八戸市とALGO ARTISがAI活用したバス運行効率化プロジェクトを開始
株式会社ALGO ARTIS(アルゴ・アーティス)は、八戸市と協力し、市営バスの運行効率を改善するための検証プロジェクトを立ち上げました。この取り組みは、AI技術を活用し、持続可能な交通システムの構築を目指すものです。
背景:八戸市の現状
八戸市が直面している課題は深刻です。人口減少や燃料費の高騰、バス運転士の不足が相まって、市営バスの運行が年々厳しくなっています。市民にとって市営バスは重要な交通手段であり、限られたリソースの中で持続可能な運行を確保することが求められています。
複雑なダイヤ・仕業作成業務
八戸市営バスの運行は、96系統を基にし、多くの運転業務を管理する必要があります。平日だけでも105の仕業が必要となり、ダイヤと仕業の作成は複雑かつ時間のかかる業務です。法令や労働協定、様々な運行系統の制約を考慮に入れつつ、業務が属人化しやすい現状は、運行の非効率性を引き起こしています。また、これまでの方法では、特定の便を減便した際の影響を事前に予測することが難しく、計画業務が事業のボトルネックとなっていました。
プロジェクトの内容
本プロジェクトでは、ALGO ARTISが持つアルゴリズムの知見を活かし、新たなダイヤおよび仕業作成手法の検証を行います。具体的には、AIを利用して、これまでより多くの業務パターンを検証し、作成時間の短縮や運行コストの見直しを目指します。
期待される効果
この検証を通じて、以下のような成果が期待されます:
- - 不要な減便を抑えつつ、合理的なダイヤの見直しが可能となる。
- - 仕業への影響を確認しながら、ダイヤ作成が進められるようになる。
- - 複数の運行パターンを短期間で比較・検討できる可能性。
- - 業務の属人化を解消し、若手職員にも対応しやすい環境を整える。
これまで、ダイヤ改正には数ヶ月もの時間がかかっていましたが、AIの導入によって1日から数日程度での改正案作成が可能となる見込みです。将来的には、運用現場での業務効率化がどこまで実現できるかが注目されます。
代表者コメント
八戸市の代表者は「路線再編に向けてデータ分析や可視化を進める中、ダイヤと仕業作成の難しさを理解してもらい、旨く運行ルールがアルゴリズムに落とし込めることを期待しています」と述べています。
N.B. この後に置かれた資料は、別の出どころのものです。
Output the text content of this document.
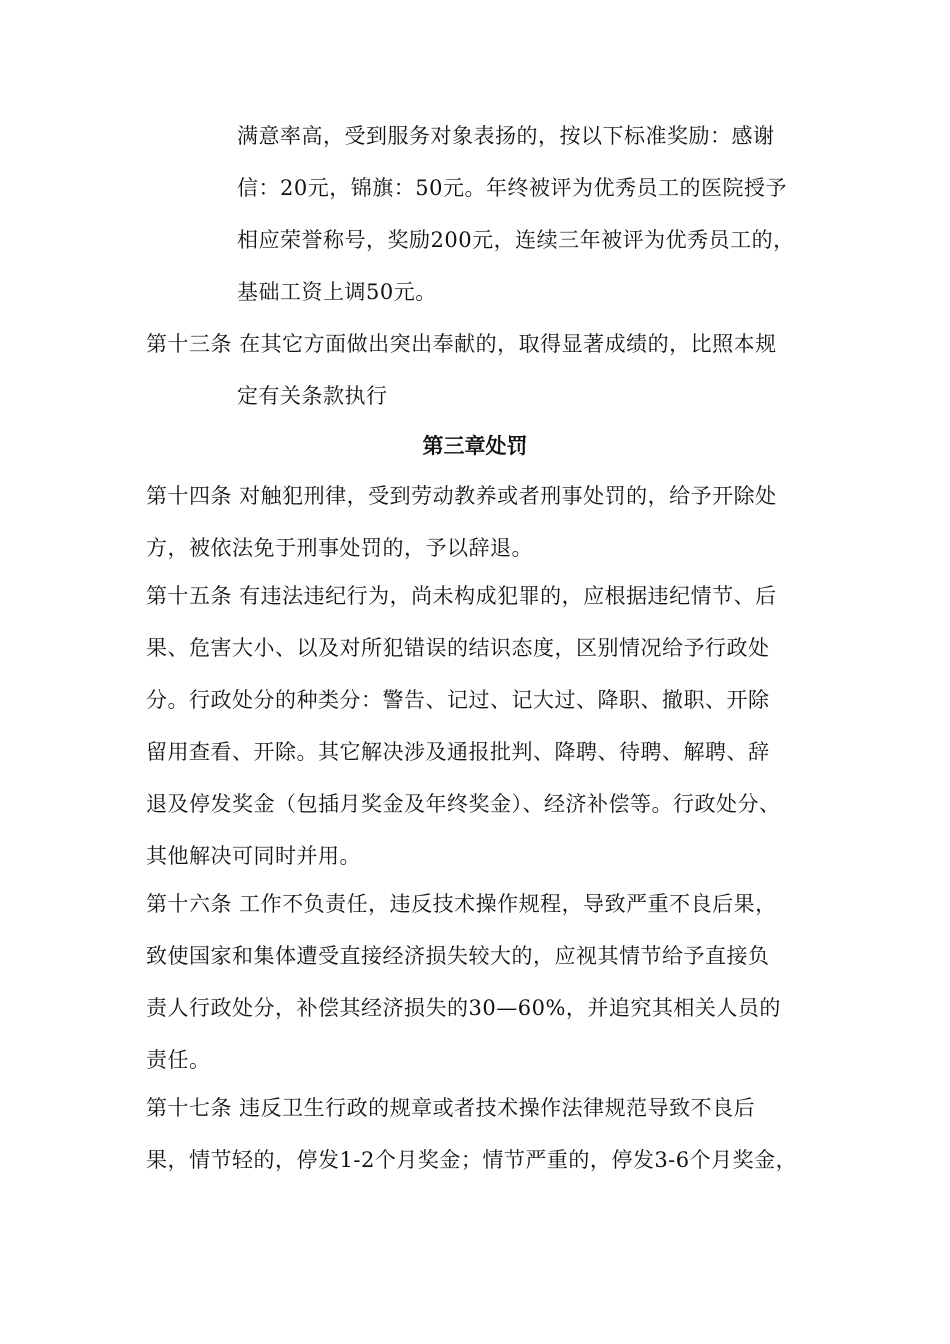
满意率高，受到服务对象表扬的，按以下标准奖励：感谢
信：20元，锦旗：50元。年终被评为优秀员工的医院授予
相应荣誉称号，奖励200元，连续三年被评为优秀员工的，
基础工资上调50元。
第十三条 在其它方面做出突出奉献的，取得显著成绩的，比照本规
定有关条款执行
第三章处罚
第十四条 对触犯刑律，受到劳动教养或者刑事处罚的，给予开除处
方，被依法免于刑事处罚的，予以辞退。
第十五条 有违法违纪行为，尚未构成犯罪的，应根据违纪情节、后
果、危害大小、以及对所犯错误的结识态度，区别情况给予行政处
分。行政处分的种类分：警告、记过、记大过、降职、撤职、开除
留用查看、开除。其它解决涉及通报批判、降聘、待聘、解聘、辞
退及停发奖金（包插月奖金及年终奖金）、经济补偿等。行政处分、
其他解决可同时并用。
第十六条 工作不负责任，违反技术操作规程，导致严重不良后果，
致使国家和集体遭受直接经济损失较大的，应视其情节给予直接负
责人行政处分，补偿其经济损失的30—60%，并追究其相关人员的
责任。
第十七条 违反卫生行政的规章或者技术操作法律规范导致不良后
果，情节轻的，停发1-2个月奖金；情节严重的，停发3-6个月奖金，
一方で、ALGO ARTISの永田健太郎社長は「公共交通は地域の基盤です。このプロジェクトを通じ、どこまでAIが支援できるか、その効果を検証することには大きな意義があります」と語りました。
このような取り組みが進むことで、八戸市の市営バス運行がより効率的になり、地域の皆さんにとってより質の高い移動手段が提供されることが期待されています。